We have seen a shift to Bangladesh, Cambodia, India and Vietnam with continued interest in Thailand and, closer to home, Indonesia and South Asia in general. Each has different points of attraction, although a lower cost labour pool is common. In addition to the lower cost labour, they are rapidly improving their logistics by watching and learning from China. This is true of all, though perhaps less successfully in India, which is typically less agile in delivering large road, rail and port infrastructure projects. However, China’s relative manufacturing scale still works in its favour. Although the US is in the doldrums, its scale volume still exerts a strong pull on manufacturing capacity.

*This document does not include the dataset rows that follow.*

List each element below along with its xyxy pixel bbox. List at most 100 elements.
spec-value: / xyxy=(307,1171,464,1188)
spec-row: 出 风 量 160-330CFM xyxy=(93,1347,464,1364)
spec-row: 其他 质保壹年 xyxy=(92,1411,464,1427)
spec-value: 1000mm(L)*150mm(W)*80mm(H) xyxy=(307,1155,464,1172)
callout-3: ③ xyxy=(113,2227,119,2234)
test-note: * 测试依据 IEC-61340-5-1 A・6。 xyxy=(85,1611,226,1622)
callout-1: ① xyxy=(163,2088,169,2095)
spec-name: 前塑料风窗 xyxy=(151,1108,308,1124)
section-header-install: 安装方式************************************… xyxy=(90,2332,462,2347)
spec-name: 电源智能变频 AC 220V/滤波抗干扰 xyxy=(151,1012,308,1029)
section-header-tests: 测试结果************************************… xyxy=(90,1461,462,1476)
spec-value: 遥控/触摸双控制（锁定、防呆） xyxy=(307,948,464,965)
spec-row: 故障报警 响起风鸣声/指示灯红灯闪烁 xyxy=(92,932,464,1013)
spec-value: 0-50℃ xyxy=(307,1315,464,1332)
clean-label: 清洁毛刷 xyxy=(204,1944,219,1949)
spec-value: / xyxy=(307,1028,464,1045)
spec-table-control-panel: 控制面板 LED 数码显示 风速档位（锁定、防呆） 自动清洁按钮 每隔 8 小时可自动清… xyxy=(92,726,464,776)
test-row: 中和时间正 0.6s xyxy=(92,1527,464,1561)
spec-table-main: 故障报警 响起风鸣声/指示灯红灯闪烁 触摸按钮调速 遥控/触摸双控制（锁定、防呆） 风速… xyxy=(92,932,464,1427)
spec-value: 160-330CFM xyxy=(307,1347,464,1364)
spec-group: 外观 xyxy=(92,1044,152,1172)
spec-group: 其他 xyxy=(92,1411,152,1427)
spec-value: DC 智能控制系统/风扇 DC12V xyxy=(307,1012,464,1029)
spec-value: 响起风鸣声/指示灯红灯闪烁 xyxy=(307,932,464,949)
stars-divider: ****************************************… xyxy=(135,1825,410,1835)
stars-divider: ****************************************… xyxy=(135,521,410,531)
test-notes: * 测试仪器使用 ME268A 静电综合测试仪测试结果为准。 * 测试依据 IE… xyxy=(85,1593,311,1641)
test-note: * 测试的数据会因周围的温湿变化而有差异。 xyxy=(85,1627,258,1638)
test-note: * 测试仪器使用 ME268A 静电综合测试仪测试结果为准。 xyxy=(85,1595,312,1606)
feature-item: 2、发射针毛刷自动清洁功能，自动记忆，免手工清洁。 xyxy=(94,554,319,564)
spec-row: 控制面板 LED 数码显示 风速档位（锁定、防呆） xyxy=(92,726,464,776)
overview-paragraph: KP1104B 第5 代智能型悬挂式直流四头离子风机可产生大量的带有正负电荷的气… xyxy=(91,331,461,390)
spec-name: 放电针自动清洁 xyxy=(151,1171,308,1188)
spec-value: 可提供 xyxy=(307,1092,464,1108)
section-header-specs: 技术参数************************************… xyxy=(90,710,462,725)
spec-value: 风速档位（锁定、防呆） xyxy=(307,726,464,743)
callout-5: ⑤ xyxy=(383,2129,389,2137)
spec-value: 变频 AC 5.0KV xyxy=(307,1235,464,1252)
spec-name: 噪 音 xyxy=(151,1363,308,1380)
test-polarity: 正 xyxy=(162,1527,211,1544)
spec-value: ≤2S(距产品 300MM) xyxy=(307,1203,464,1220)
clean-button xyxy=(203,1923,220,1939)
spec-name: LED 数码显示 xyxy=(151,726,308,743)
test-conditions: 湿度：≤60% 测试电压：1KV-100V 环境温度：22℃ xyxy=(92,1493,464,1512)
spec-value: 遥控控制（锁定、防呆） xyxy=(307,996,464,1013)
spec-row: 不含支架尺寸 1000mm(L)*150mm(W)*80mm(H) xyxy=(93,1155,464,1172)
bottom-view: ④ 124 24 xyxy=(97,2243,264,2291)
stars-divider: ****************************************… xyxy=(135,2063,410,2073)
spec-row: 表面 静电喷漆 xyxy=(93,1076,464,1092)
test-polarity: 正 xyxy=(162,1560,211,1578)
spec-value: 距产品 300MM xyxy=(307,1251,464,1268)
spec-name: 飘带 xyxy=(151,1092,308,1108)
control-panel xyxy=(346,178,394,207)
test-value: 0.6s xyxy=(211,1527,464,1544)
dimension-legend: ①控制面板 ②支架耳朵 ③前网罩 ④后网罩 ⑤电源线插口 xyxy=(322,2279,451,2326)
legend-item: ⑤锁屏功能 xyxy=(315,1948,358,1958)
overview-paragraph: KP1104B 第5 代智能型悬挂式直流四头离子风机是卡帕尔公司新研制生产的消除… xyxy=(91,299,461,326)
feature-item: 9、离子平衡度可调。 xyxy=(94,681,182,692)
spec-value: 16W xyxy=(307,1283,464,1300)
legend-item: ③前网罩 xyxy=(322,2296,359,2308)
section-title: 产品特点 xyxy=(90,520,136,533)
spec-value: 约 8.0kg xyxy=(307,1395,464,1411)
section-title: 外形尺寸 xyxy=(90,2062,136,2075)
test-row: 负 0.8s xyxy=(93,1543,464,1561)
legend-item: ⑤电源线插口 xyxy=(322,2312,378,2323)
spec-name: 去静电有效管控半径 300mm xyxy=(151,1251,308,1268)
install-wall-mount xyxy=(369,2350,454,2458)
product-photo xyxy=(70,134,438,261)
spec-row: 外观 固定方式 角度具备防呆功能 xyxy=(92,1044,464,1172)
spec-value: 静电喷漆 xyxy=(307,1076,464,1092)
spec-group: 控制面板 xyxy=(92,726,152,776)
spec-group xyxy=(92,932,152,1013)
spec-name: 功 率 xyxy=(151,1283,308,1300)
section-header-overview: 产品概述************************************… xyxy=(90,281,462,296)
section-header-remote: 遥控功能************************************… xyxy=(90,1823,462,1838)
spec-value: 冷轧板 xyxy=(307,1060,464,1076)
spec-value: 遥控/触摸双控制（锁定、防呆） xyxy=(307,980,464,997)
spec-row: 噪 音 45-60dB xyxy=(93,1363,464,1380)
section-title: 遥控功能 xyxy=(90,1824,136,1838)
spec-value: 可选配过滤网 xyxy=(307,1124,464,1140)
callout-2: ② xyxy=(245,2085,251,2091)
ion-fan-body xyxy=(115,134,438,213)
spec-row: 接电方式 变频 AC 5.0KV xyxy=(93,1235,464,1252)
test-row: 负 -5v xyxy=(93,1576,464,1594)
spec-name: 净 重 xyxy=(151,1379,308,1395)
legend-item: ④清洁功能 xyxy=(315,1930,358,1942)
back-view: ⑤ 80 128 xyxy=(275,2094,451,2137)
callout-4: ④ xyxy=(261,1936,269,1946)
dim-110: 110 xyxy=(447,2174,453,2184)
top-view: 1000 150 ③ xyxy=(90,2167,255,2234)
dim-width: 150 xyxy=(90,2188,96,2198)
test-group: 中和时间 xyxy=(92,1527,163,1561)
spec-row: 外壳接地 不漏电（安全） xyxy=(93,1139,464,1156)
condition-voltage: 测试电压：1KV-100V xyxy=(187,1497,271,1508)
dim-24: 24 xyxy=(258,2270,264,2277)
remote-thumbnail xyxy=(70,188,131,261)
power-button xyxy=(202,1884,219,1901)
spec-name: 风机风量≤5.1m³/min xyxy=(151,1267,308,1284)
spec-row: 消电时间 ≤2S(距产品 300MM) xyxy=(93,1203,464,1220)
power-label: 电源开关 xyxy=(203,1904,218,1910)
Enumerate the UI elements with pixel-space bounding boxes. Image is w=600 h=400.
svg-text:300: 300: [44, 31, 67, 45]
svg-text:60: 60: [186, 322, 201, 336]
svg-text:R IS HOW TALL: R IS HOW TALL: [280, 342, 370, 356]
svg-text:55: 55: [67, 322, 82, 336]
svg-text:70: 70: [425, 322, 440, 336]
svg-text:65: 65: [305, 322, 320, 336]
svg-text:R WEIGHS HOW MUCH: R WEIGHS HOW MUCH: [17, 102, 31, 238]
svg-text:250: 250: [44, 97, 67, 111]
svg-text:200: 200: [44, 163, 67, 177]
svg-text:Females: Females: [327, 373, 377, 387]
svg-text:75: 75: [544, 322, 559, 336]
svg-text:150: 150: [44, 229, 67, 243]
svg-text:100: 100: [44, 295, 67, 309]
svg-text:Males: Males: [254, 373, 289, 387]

Some Aussie retailers have moved their production to other countries only to find that US or European competitors have also moved. This makes things worse for them, as, in countries with smaller production capacity, the large US orders are more likely to soak up all available manufacturing slots and Aussie retailers and smaller orders are more likely to get bumped. The same risks are present in China, but it also offers more capacity and more options. There are also increased logistics lead times from some countries, less well-established consolidation and freight services, monsoonal disruption and fewer options for local support services such as agents and buyers. The last point is important, as local presence in the newer manufacturing countries is required to ensure retailers stay top of mind when local production scheduling is done as well as maintaining a sharp eye for quality of process and finished goods. Also, each country has different and distinctive ways of doing business. It’s not enough for local agents to speak the language, they have to “speak the culture” in representing the needs of Australian retailers to the global factory.